A fuga pelas ruas do Rio de Janeiro no romance A mulher que fugiu de Sodoma
A fuga pelas ruas do Rio de Janeiro no romance A mulher que fugiu de Sodoma de
José Geraldo Vieira
VIEIRA, José Geraldo. A mulher que fugiu de Sodoma. [1931]
5 ed. Belo Horizonte: Editora leitura, 2008. p.125
José Geraldo Manuel Germano Correia Vieira Machado da Costa ou simplesmente José Geraldo Vieira, que hoje é um escritor esquecido, encantou inúmeros leitores com sua prosa, no período entre 1931 e 1977, tendo seus livros alcançado tiragens de até 45 mil exemplares.
Em seus romances ecoam os elementos da belle epóque e do art noveau e em sua linguagem, ao misturar elementos do léxico local com o internacional, vemos uma narrativa moderna e metropolitana. Todavia o que mais nos salta aos olhos nos romances de José Geraldo Vieira é a relação que ele mantém com as cidades, o espaço onde situa as suas narrativas. Para todos, existe uma “cidade da memória” que é aquela que criamos a partir de nossa vivência e que se mistura muitas vezes com imagens do cinema, fotografias e cartões postais. Essa cidade construída por essas imagens reflete não só a si mesma como também as pessoas que nela habitam as quais, por vezes, são os verdadeiros personagens das histórias e constituem a “cidade real”. Em A mulher que fugiu de Sodoma, é a “cidade real”, o Rio de Janeiro em 1931, que vai ser mapeado na fuga da personagem Lúcia, o que faz com que o leitor se sinta um flâneur pelos espaços que surgem no texto, tamanha a verossimilhança da narrativa, que pode nos servir até mesmo de guia para descoberta de alguns lugares do Rio de Janeiro.
Esse primeiro livro de JGV foi publicado em 1931, teve quatro edições, chegou a ser traduzido no exterior, em Buenos Aires em 1947 e teve a última edição no Brasil em 2008. No romance em foco, A mulher que fugiu de Sodoma, o escritor traz à baila um dos grandes vícios humanos: o jogo a dinheiro. Esse é o pano de fundo de uma narrativa questionadora e reflexiva, que dentre outros assuntos fala de casamento, amor, sedução, dinheiro, boemia, arte, viagem, amizade e compaixão. Uma variedade de temas que move a trama de suas narrativas tão populares em sua época.
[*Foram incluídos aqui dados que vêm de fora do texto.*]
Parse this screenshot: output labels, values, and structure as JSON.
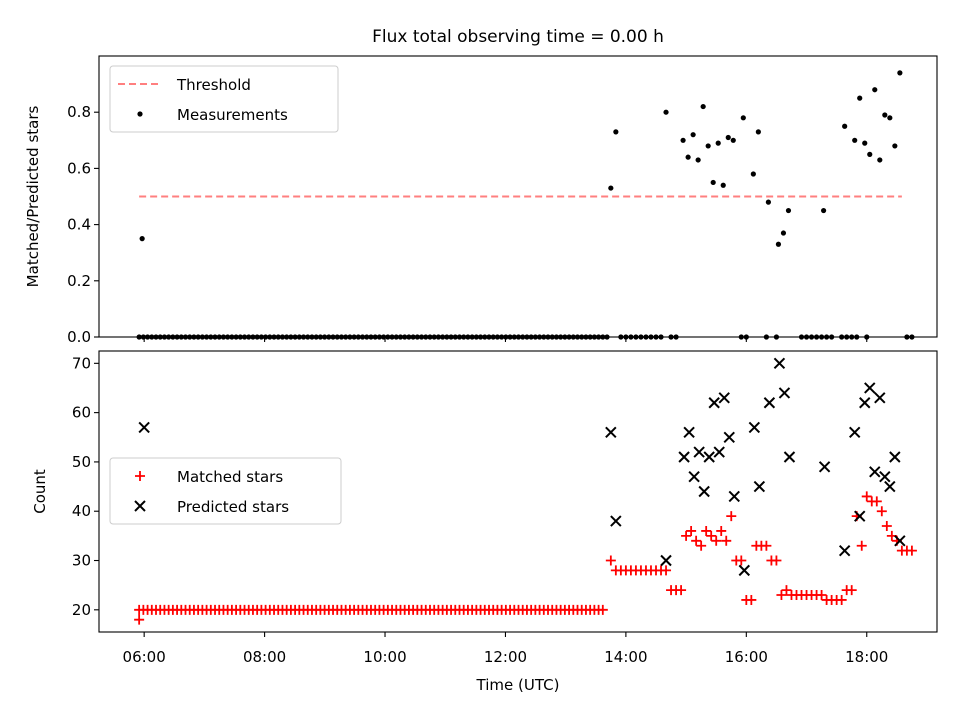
{
  "title": "Flux total observing time = 0.00 h",
  "colors": {
    "threshold": "#ff7f7f",
    "measurements": "#000000",
    "matched": "#ff0000",
    "predicted": "#000000"
  },
  "chart_data": [
    {
      "type": "scatter",
      "ylabel": "Matched/Predicted stars",
      "ylim": [
        0,
        1.0
      ],
      "yticks": [
        "0.0",
        "0.2",
        "0.4",
        "0.6",
        "0.8"
      ],
      "grid": false,
      "legend": {
        "placement": "top-left",
        "entries": [
          "Threshold",
          "Measurements"
        ]
      },
      "series": [
        {
          "name": "Threshold",
          "kind": "dashed-line",
          "x": [
            "05:55",
            "18:35"
          ],
          "y": [
            0.5,
            0.5
          ]
        },
        {
          "name": "Measurements",
          "kind": "points",
          "points": [
            [
              "05:58",
              0.35
            ],
            [
              "13:45",
              0.53
            ],
            [
              "13:50",
              0.73
            ],
            [
              "14:40",
              0.8
            ],
            [
              "14:57",
              0.7
            ],
            [
              "15:02",
              0.64
            ],
            [
              "15:07",
              0.72
            ],
            [
              "15:12",
              0.63
            ],
            [
              "15:17",
              0.82
            ],
            [
              "15:22",
              0.68
            ],
            [
              "15:27",
              0.55
            ],
            [
              "15:32",
              0.69
            ],
            [
              "15:37",
              0.54
            ],
            [
              "15:42",
              0.71
            ],
            [
              "15:47",
              0.7
            ],
            [
              "15:57",
              0.78
            ],
            [
              "16:07",
              0.58
            ],
            [
              "16:12",
              0.73
            ],
            [
              "16:22",
              0.48
            ],
            [
              "16:32",
              0.33
            ],
            [
              "16:37",
              0.37
            ],
            [
              "16:42",
              0.45
            ],
            [
              "17:17",
              0.45
            ],
            [
              "17:38",
              0.75
            ],
            [
              "17:48",
              0.7
            ],
            [
              "17:53",
              0.85
            ],
            [
              "17:58",
              0.69
            ],
            [
              "18:03",
              0.65
            ],
            [
              "18:08",
              0.88
            ],
            [
              "18:13",
              0.63
            ],
            [
              "18:18",
              0.79
            ],
            [
              "18:23",
              0.78
            ],
            [
              "18:28",
              0.68
            ],
            [
              "18:33",
              0.94
            ]
          ]
        },
        {
          "name": "Measurements",
          "kind": "zero-run",
          "from": "05:55",
          "to": "13:45",
          "step_minutes": 4.2,
          "y": 0
        },
        {
          "name": "Measurements",
          "kind": "zero-points",
          "x": [
            "13:55",
            "14:00",
            "14:05",
            "14:10",
            "14:15",
            "14:20",
            "14:25",
            "14:30",
            "14:35",
            "14:45",
            "14:50",
            "15:55",
            "16:00",
            "16:20",
            "16:30",
            "16:55",
            "17:00",
            "17:05",
            "17:10",
            "17:15",
            "17:20",
            "17:25",
            "17:35",
            "17:40",
            "17:45",
            "17:50",
            "18:00",
            "18:40",
            "18:45"
          ],
          "y": 0
        }
      ]
    },
    {
      "type": "scatter",
      "xlabel": "Time (UTC)",
      "ylabel": "Count",
      "xlim": [
        "05:15",
        "19:10"
      ],
      "ylim": [
        15.5,
        72.5
      ],
      "xticks": [
        "06:00",
        "08:00",
        "10:00",
        "12:00",
        "14:00",
        "16:00",
        "18:00"
      ],
      "yticks": [
        "20",
        "30",
        "40",
        "50",
        "60",
        "70"
      ],
      "grid": false,
      "legend": {
        "placement": "center-left",
        "entries": [
          "Matched stars",
          "Predicted stars"
        ]
      },
      "series": [
        {
          "name": "Matched stars",
          "kind": "plus",
          "runs": [
            {
              "from": "05:55",
              "to": "13:40",
              "step_minutes": 4.2,
              "y": 20
            }
          ],
          "points": [
            [
              "05:55",
              18
            ],
            [
              "13:45",
              30
            ],
            [
              "13:50",
              28
            ],
            [
              "13:55",
              28
            ],
            [
              "14:00",
              28
            ],
            [
              "14:05",
              28
            ],
            [
              "14:10",
              28
            ],
            [
              "14:15",
              28
            ],
            [
              "14:20",
              28
            ],
            [
              "14:25",
              28
            ],
            [
              "14:30",
              28
            ],
            [
              "14:35",
              28
            ],
            [
              "14:40",
              28
            ],
            [
              "14:45",
              24
            ],
            [
              "14:50",
              24
            ],
            [
              "14:55",
              24
            ],
            [
              "15:00",
              35
            ],
            [
              "15:05",
              36
            ],
            [
              "15:10",
              34
            ],
            [
              "15:15",
              33
            ],
            [
              "15:20",
              36
            ],
            [
              "15:25",
              35
            ],
            [
              "15:30",
              34
            ],
            [
              "15:35",
              36
            ],
            [
              "15:40",
              34
            ],
            [
              "15:45",
              39
            ],
            [
              "15:50",
              30
            ],
            [
              "15:55",
              30
            ],
            [
              "16:00",
              22
            ],
            [
              "16:05",
              22
            ],
            [
              "16:10",
              33
            ],
            [
              "16:15",
              33
            ],
            [
              "16:20",
              33
            ],
            [
              "16:25",
              30
            ],
            [
              "16:30",
              30
            ],
            [
              "16:35",
              23
            ],
            [
              "16:40",
              24
            ],
            [
              "16:45",
              23
            ],
            [
              "16:50",
              23
            ],
            [
              "16:55",
              23
            ],
            [
              "17:00",
              23
            ],
            [
              "17:05",
              23
            ],
            [
              "17:10",
              23
            ],
            [
              "17:15",
              23
            ],
            [
              "17:20",
              22
            ],
            [
              "17:25",
              22
            ],
            [
              "17:30",
              22
            ],
            [
              "17:35",
              22
            ],
            [
              "17:40",
              24
            ],
            [
              "17:45",
              24
            ],
            [
              "17:50",
              39
            ],
            [
              "17:55",
              33
            ],
            [
              "18:00",
              43
            ],
            [
              "18:05",
              42
            ],
            [
              "18:10",
              42
            ],
            [
              "18:15",
              40
            ],
            [
              "18:20",
              37
            ],
            [
              "18:25",
              35
            ],
            [
              "18:30",
              34
            ],
            [
              "18:35",
              32
            ],
            [
              "18:40",
              32
            ],
            [
              "18:45",
              32
            ]
          ]
        },
        {
          "name": "Predicted stars",
          "kind": "x",
          "points": [
            [
              "06:00",
              57
            ],
            [
              "13:45",
              56
            ],
            [
              "13:50",
              38
            ],
            [
              "14:40",
              30
            ],
            [
              "14:58",
              51
            ],
            [
              "15:03",
              56
            ],
            [
              "15:08",
              47
            ],
            [
              "15:13",
              52
            ],
            [
              "15:18",
              44
            ],
            [
              "15:23",
              51
            ],
            [
              "15:28",
              62
            ],
            [
              "15:33",
              52
            ],
            [
              "15:38",
              63
            ],
            [
              "15:43",
              55
            ],
            [
              "15:48",
              43
            ],
            [
              "15:58",
              28
            ],
            [
              "16:08",
              57
            ],
            [
              "16:13",
              45
            ],
            [
              "16:23",
              62
            ],
            [
              "16:33",
              70
            ],
            [
              "16:38",
              64
            ],
            [
              "16:43",
              51
            ],
            [
              "17:18",
              49
            ],
            [
              "17:38",
              32
            ],
            [
              "17:48",
              56
            ],
            [
              "17:53",
              39
            ],
            [
              "17:58",
              62
            ],
            [
              "18:03",
              65
            ],
            [
              "18:08",
              48
            ],
            [
              "18:13",
              63
            ],
            [
              "18:18",
              47
            ],
            [
              "18:23",
              45
            ],
            [
              "18:28",
              51
            ],
            [
              "18:33",
              34
            ]
          ]
        }
      ]
    }
  ]
}
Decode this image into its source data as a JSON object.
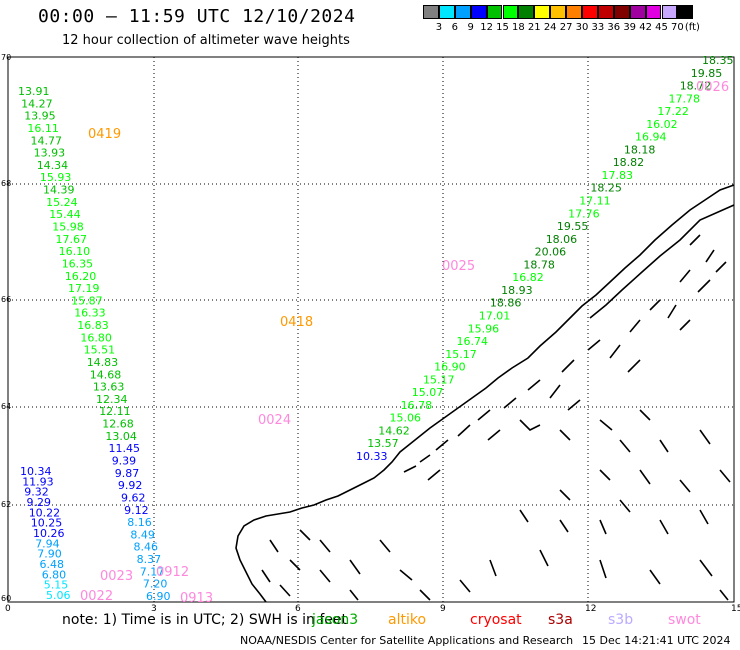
{
  "header": {
    "title": "00:00 — 11:59 UTC 12/10/2024",
    "subtitle": "12 hour collection of altimeter wave heights"
  },
  "legend": {
    "unit": "(ft)",
    "labels": [
      "3",
      "6",
      "9",
      "12",
      "15",
      "18",
      "21",
      "24",
      "27",
      "30",
      "33",
      "36",
      "39",
      "42",
      "45",
      "70"
    ],
    "colors": [
      "#808080",
      "#00e6ff",
      "#00a0ff",
      "#0000ff",
      "#00c000",
      "#00ff00",
      "#008000",
      "#ffff00",
      "#ffc000",
      "#ff8000",
      "#ff0000",
      "#c00000",
      "#800000",
      "#a000a0",
      "#e000e0",
      "#c8a8ff",
      "#000000"
    ]
  },
  "axes": {
    "x_ticks": [
      "0",
      "3",
      "6",
      "9",
      "12",
      "15"
    ],
    "y_ticks": [
      "70",
      "68",
      "66",
      "64",
      "62",
      "60"
    ]
  },
  "passes": [
    {
      "label": "0419",
      "color": "#ff9900"
    },
    {
      "label": "0418",
      "color": "#ff9900"
    },
    {
      "label": "0026",
      "color": "#ff88dd"
    },
    {
      "label": "0025",
      "color": "#ff88dd"
    },
    {
      "label": "0024",
      "color": "#ff88dd"
    },
    {
      "label": "0912",
      "color": "#ff88dd"
    },
    {
      "label": "0913",
      "color": "#ff88dd"
    },
    {
      "label": "0022",
      "color": "#ff88dd"
    },
    {
      "label": "0023",
      "color": "#ff88dd"
    }
  ],
  "track_values": {
    "track1": [
      "13.91",
      "14.27",
      "13.95",
      "16.11",
      "14.77",
      "13.93",
      "14.34",
      "15.93",
      "14.39",
      "15.24",
      "15.44",
      "15.98",
      "17.67",
      "16.10",
      "16.35",
      "16.20",
      "17.19",
      "15.87",
      "16.33",
      "16.83",
      "16.80",
      "15.51",
      "14.83",
      "14.68",
      "13.63",
      "12.34",
      "12.11",
      "12.68",
      "13.04",
      "11.45",
      "9.39",
      "9.87",
      "9.92",
      "9.62",
      "9.12",
      "8.16",
      "8.49",
      "8.46",
      "8.37",
      "7.17",
      "7.20",
      "6.90"
    ],
    "track2": [
      "18.35",
      "19.85",
      "18.72",
      "17.78",
      "17.22",
      "16.02",
      "16.94",
      "18.18",
      "18.82",
      "17.83",
      "18.25",
      "17.11",
      "17.76",
      "19.55",
      "18.06",
      "20.06",
      "18.78",
      "16.82",
      "18.93",
      "18.86",
      "17.01",
      "15.96",
      "16.74",
      "15.17",
      "16.90",
      "15.17",
      "15.07",
      "16.78",
      "15.06",
      "14.62",
      "13.57",
      "10.33"
    ],
    "track3": [
      "10.34",
      "11.93",
      "9.32",
      "9.29",
      "10.22",
      "10.25",
      "10.26",
      "7.94",
      "7.90",
      "6.48",
      "6.80",
      "5.15",
      "5.06"
    ]
  },
  "note": {
    "prefix": "note: 1) Time is in UTC; 2) SWH is in feet",
    "satellites": [
      {
        "name": "jason3",
        "color": "#00aa00"
      },
      {
        "name": "altiko",
        "color": "#ff9900"
      },
      {
        "name": "cryosat",
        "color": "#ff0000"
      },
      {
        "name": "s3a",
        "color": "#aa0000"
      },
      {
        "name": "s3b",
        "color": "#bbaaff"
      },
      {
        "name": "swot",
        "color": "#ff88dd"
      }
    ]
  },
  "footer": {
    "credit": "NOAA/NESDIS Center for Satellite Applications and Research",
    "timestamp": "15 Dec 14:21:41 UTC 2024"
  }
}
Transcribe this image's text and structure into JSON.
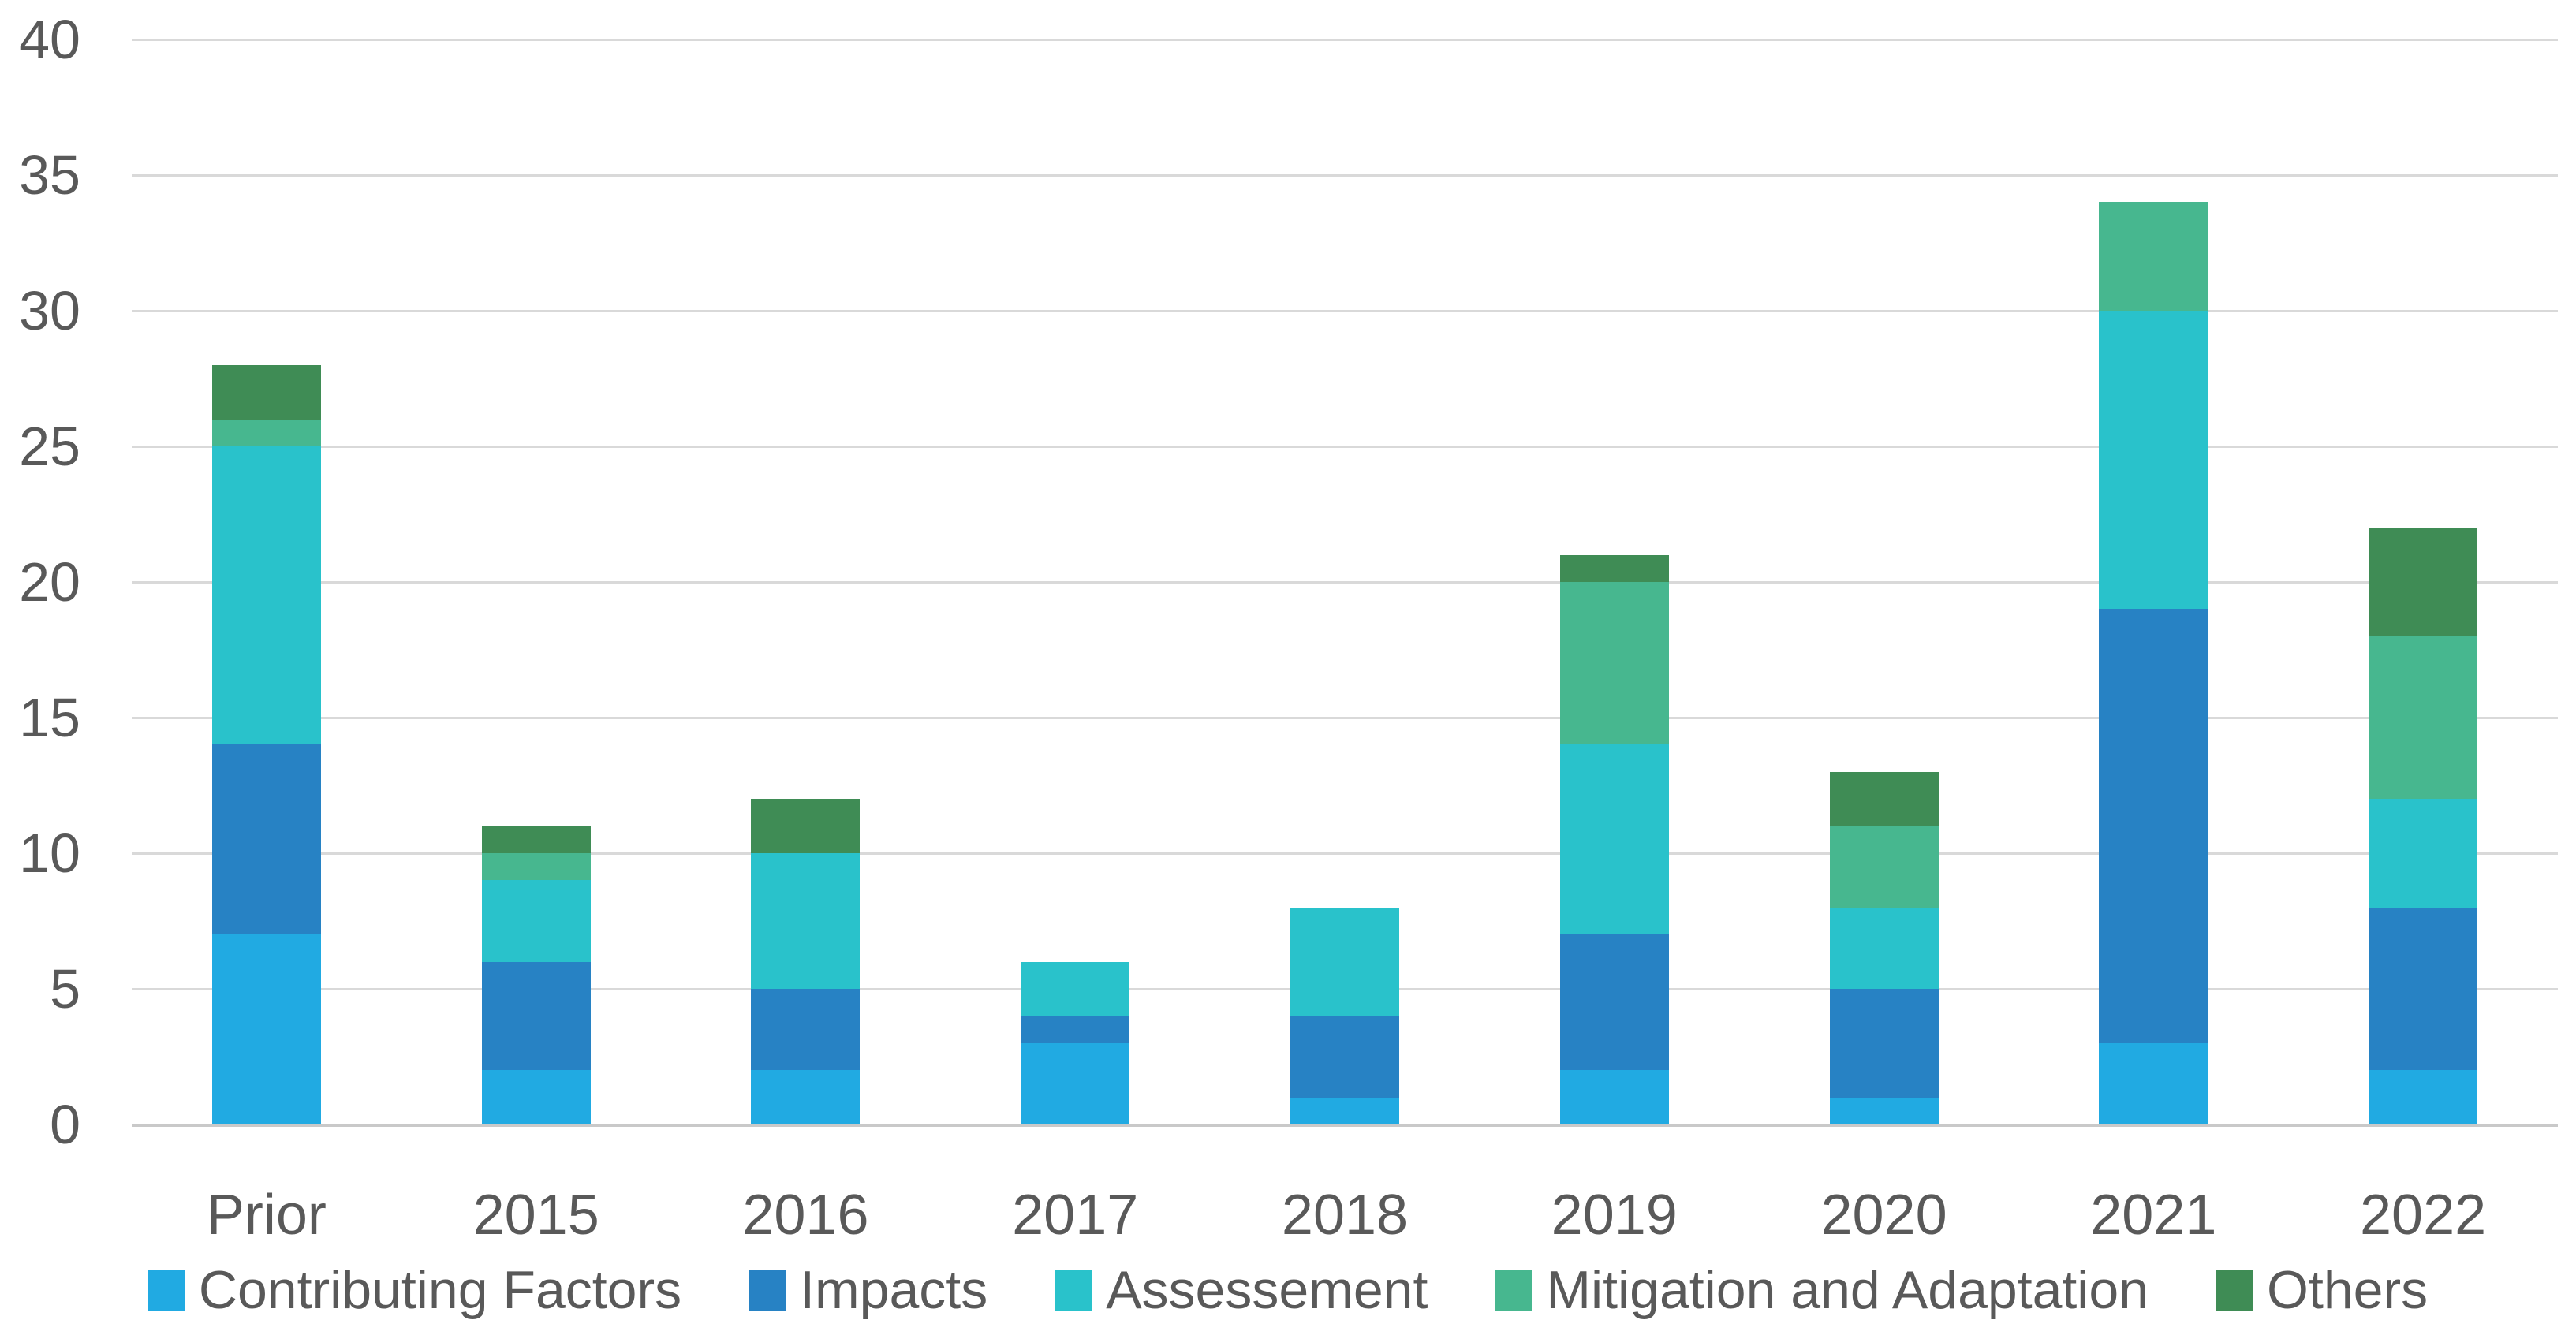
{
  "chart_data": {
    "type": "bar",
    "stacked": true,
    "title": "",
    "categories": [
      "Prior",
      "2015",
      "2016",
      "2017",
      "2018",
      "2019",
      "2020",
      "2021",
      "2022"
    ],
    "series": [
      {
        "name": "Contributing Factors",
        "color": "#21AAE2",
        "values": [
          7,
          2,
          2,
          3,
          1,
          2,
          1,
          3,
          2
        ]
      },
      {
        "name": "Impacts",
        "color": "#2782C4",
        "values": [
          7,
          4,
          3,
          1,
          3,
          5,
          4,
          16,
          6
        ]
      },
      {
        "name": "Assessement",
        "color": "#29C2CB",
        "values": [
          11,
          3,
          5,
          2,
          4,
          7,
          3,
          11,
          4
        ]
      },
      {
        "name": "Mitigation and Adaptation",
        "color": "#47B78F",
        "values": [
          1,
          1,
          0,
          0,
          0,
          6,
          3,
          4,
          6
        ]
      },
      {
        "name": "Others",
        "color": "#3F8C55",
        "values": [
          2,
          1,
          2,
          0,
          0,
          1,
          2,
          0,
          4
        ]
      }
    ],
    "xlabel": "",
    "ylabel": "",
    "y_axis": {
      "min": 0,
      "max": 40,
      "tick_step": 5,
      "tick_labels": [
        "0",
        "5",
        "10",
        "15",
        "20",
        "25",
        "30",
        "35",
        "40"
      ]
    },
    "grid": true,
    "legend_position": "bottom"
  },
  "style": {
    "background": "#FFFFFF",
    "text_color": "#595959",
    "gridline_color": "#D9D9D9",
    "axis_line_color": "#C9C9C9"
  }
}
Podemos dizer que, em seu tempo, JGV foi um dos autores que mais retrataram o espaço urbano do Rio de Janeiro, ainda mais num momento em que se iniciava a narrativa regionalista. Mas não só, trata-se de um autor que de fato ambienta suas histórias pelas ruas em que passa, sejam elas no Rio, em São Paulo ou em cidades de outros países, ruas percorridas também por seus personagens. De fato, é um autor que torna a paisagem narrada uma espécie de personagem que participa da ação dramática do texto.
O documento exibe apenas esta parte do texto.